New generation nuclear power stations might be crucial to achieving the target of zero emissions by mid-century and staving off the worst of the climate crisis, a new study published in the journal Nature Energy suggests.
Solar power and wind are key to hitting this goal, but they might not be enough without major investments, or in places without much sun or wind.
To minimize the catastrophic consequences of global warming, humanity needs to keep the global mean temperature below the threshold of 1.5 C above the pre-industrial average. Crucial to achieving that is energy production reaching zero emissions globally by 2050. Previous studies have shown that by ramping up solar and wind power stations, our species can easily reduce emissions by 80 percent.
To achieve the goal of 100 percent reduction, there ought to be major expansions in energy storage capabilities and electricity transmission capabilities. This is because the wind doesn’t always blow and the sun doesn’t always shine. If these expansions aren’t or cannot be implemented, there’s a need for more zero-carbon energy sources – and that’s where new designs of advanced nuclear power plants come in.
“Under strict greenhouse gas emission controls, reliable power generation provided by nuclear power has a lot of potential value in the electricity grid for most nations,” lead author Lei Duan of the Carnegie’s Department of Global Ecology said in a statement.
“Places with poor wind resources can benefit from nuclear earlier in the path to zero emissions, whereas places with very good wind resources would only need it to get rid of the last traces of carbon emissions.”
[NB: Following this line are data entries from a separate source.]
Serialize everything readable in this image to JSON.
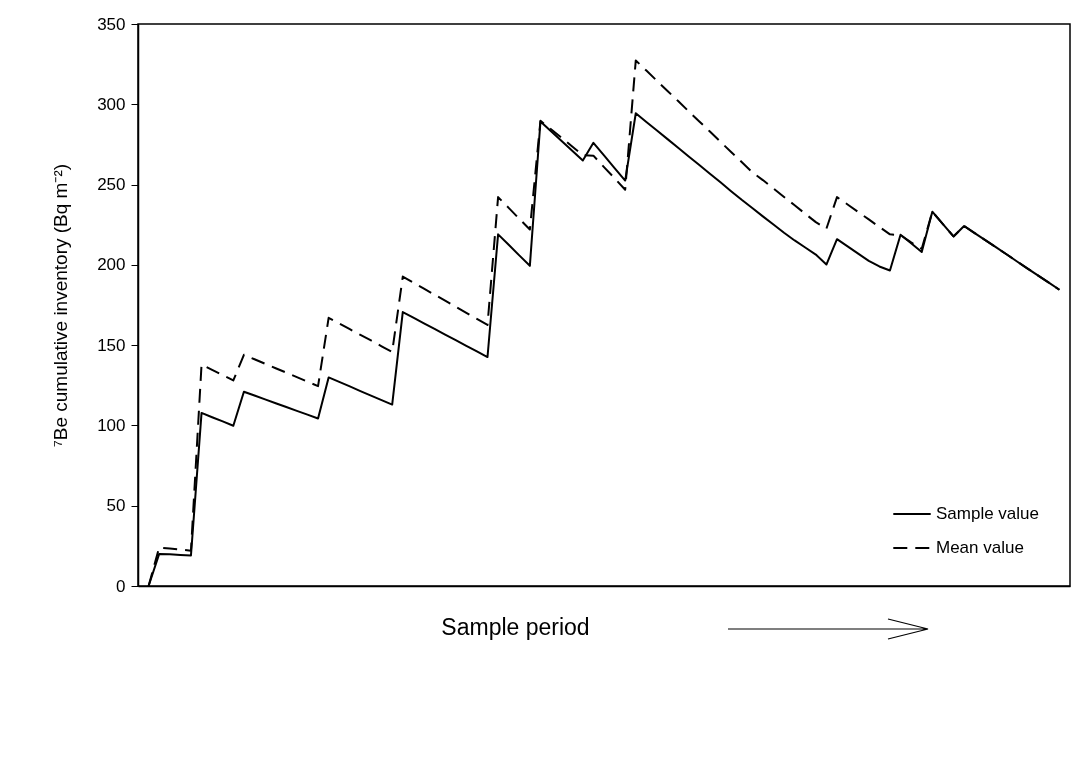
{
  "chart_data": {
    "type": "line",
    "xlabel": "Sample period",
    "ylabel": "⁷Be cumulative inventory (Bq m⁻²)",
    "categories": [
      null,
      null,
      null,
      null,
      null,
      null,
      null,
      null,
      null,
      null,
      null,
      null,
      null,
      null,
      null,
      null,
      null,
      null,
      null,
      null,
      null,
      null,
      null,
      null,
      null,
      null,
      null,
      null,
      null,
      null,
      null,
      null,
      null,
      null,
      null,
      null,
      null,
      null,
      null,
      null,
      null,
      null,
      null,
      null,
      null,
      null,
      null,
      null,
      null,
      null,
      null,
      null,
      null,
      null,
      null,
      null,
      null,
      null,
      null,
      null,
      null,
      null,
      null,
      null,
      null,
      null,
      null,
      null,
      null,
      null,
      null,
      null,
      null,
      null,
      null,
      null,
      null,
      null,
      null,
      null,
      null,
      null,
      null,
      null,
      null,
      null,
      null
    ],
    "series": [
      {
        "name": "Sample value",
        "color": "#000000",
        "line_style": "solid",
        "values": [
          0,
          20,
          19.7,
          19.3,
          19,
          107.8,
          105.1,
          102.5,
          99.8,
          121,
          118.6,
          116.2,
          113.8,
          111.5,
          109.1,
          106.7,
          104.3,
          129.9,
          127.1,
          124.3,
          121.4,
          118.6,
          115.8,
          113,
          170.6,
          167.1,
          163.6,
          160.1,
          156.6,
          153.1,
          149.6,
          146.1,
          142.6,
          219,
          212.5,
          205.9,
          199.4,
          289.3,
          283.2,
          277.1,
          271.1,
          265,
          276,
          268.2,
          260.3,
          252.5,
          294.4,
          289,
          283.7,
          278.3,
          272.9,
          267.5,
          262.2,
          256.8,
          251.4,
          245.9,
          240.5,
          235.4,
          230.2,
          225.1,
          220,
          215.2,
          210.8,
          206.4,
          200.2,
          216,
          211.5,
          207,
          202.5,
          199,
          196.5,
          218.8,
          213.4,
          208,
          233.1,
          225.4,
          217.7,
          224.2,
          219.8,
          215.4,
          211,
          206.6,
          202.1,
          197.7,
          193.3,
          188.9,
          184.5
        ]
      },
      {
        "name": "Mean value",
        "color": "#000000",
        "line_style": "dashed",
        "values": [
          0,
          24,
          23.3,
          22.7,
          22,
          137.9,
          134.6,
          131.3,
          128,
          144,
          141.2,
          138.4,
          135.6,
          132.9,
          130.1,
          127.3,
          124.5,
          167,
          163.5,
          159.9,
          156.4,
          152.9,
          149.3,
          145.8,
          192.7,
          188.9,
          185.2,
          181.4,
          177.7,
          173.9,
          170.1,
          166.4,
          162.6,
          242.2,
          235.5,
          228.7,
          222,
          289.7,
          284.4,
          279.1,
          273.7,
          268.4,
          268,
          260.9,
          253.9,
          246.8,
          327.3,
          321,
          314.6,
          308.3,
          302,
          295.6,
          289.3,
          283,
          276.6,
          270.3,
          264,
          257.6,
          252.8,
          247.6,
          242.3,
          237.1,
          231.8,
          226.6,
          222.5,
          242.2,
          237.6,
          232.9,
          228.3,
          223.6,
          219,
          218.5,
          214,
          210,
          233.1,
          225.4,
          217.7,
          224.2,
          219.8,
          215.4,
          211,
          206.6,
          202.1,
          197.7,
          193.3,
          188.9,
          184.5
        ]
      }
    ],
    "ylim": [
      0,
      350
    ],
    "yticks": [
      0,
      50,
      100,
      150,
      200,
      250,
      300,
      350
    ],
    "grid": false,
    "legend": "bottom right",
    "tick_labels": "y"
  }
}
The model looked at 42 country-level regions and used current prices for technology to estimate the cheapest way to achieve zero emissions. The researchers found that nuclear power is the scenario that would cost less.
“Our analysis looked at the cheapest way to eliminate carbon dioxide emissions assuming today’s prices. We found that at today’s price, nuclear is the cheapest way to eliminate all electricity-system carbon emissions nearly everywhere. However, if energy storage technologies became very cheap, then wind and solar could potentially be the least-cost path to a zero-emission electricity system,” added Ken Caldeira, also of the Carnegie’s Department of Global Ecology.
There are many people that do not like nuclear power (we are talking fission here, rather than the still experimental fusion). One main issue is the disposal of waste in a safe manner, since many countries continue to lack the proper investment into this. Finland, for example, is burying it in a special facility where it will be sealed for the next 100,000 years (although it won’t be very dangerous in just a few hundred years).
Another risk often raised is the possibility of a nuclear accident – however, while it is a risk, it is important to put it in context. Air pollution, which coal and oil powerplants contribute to, is responsible for millions of deaths every year. The World Health Organization estimates that the Chernobyl disaster, the worst nuclear accident in history, led to the premature deaths of 4,000 people.
Nuclear power might not be needed if energy storage solutions can be found, but if they are not, we might not have many other options.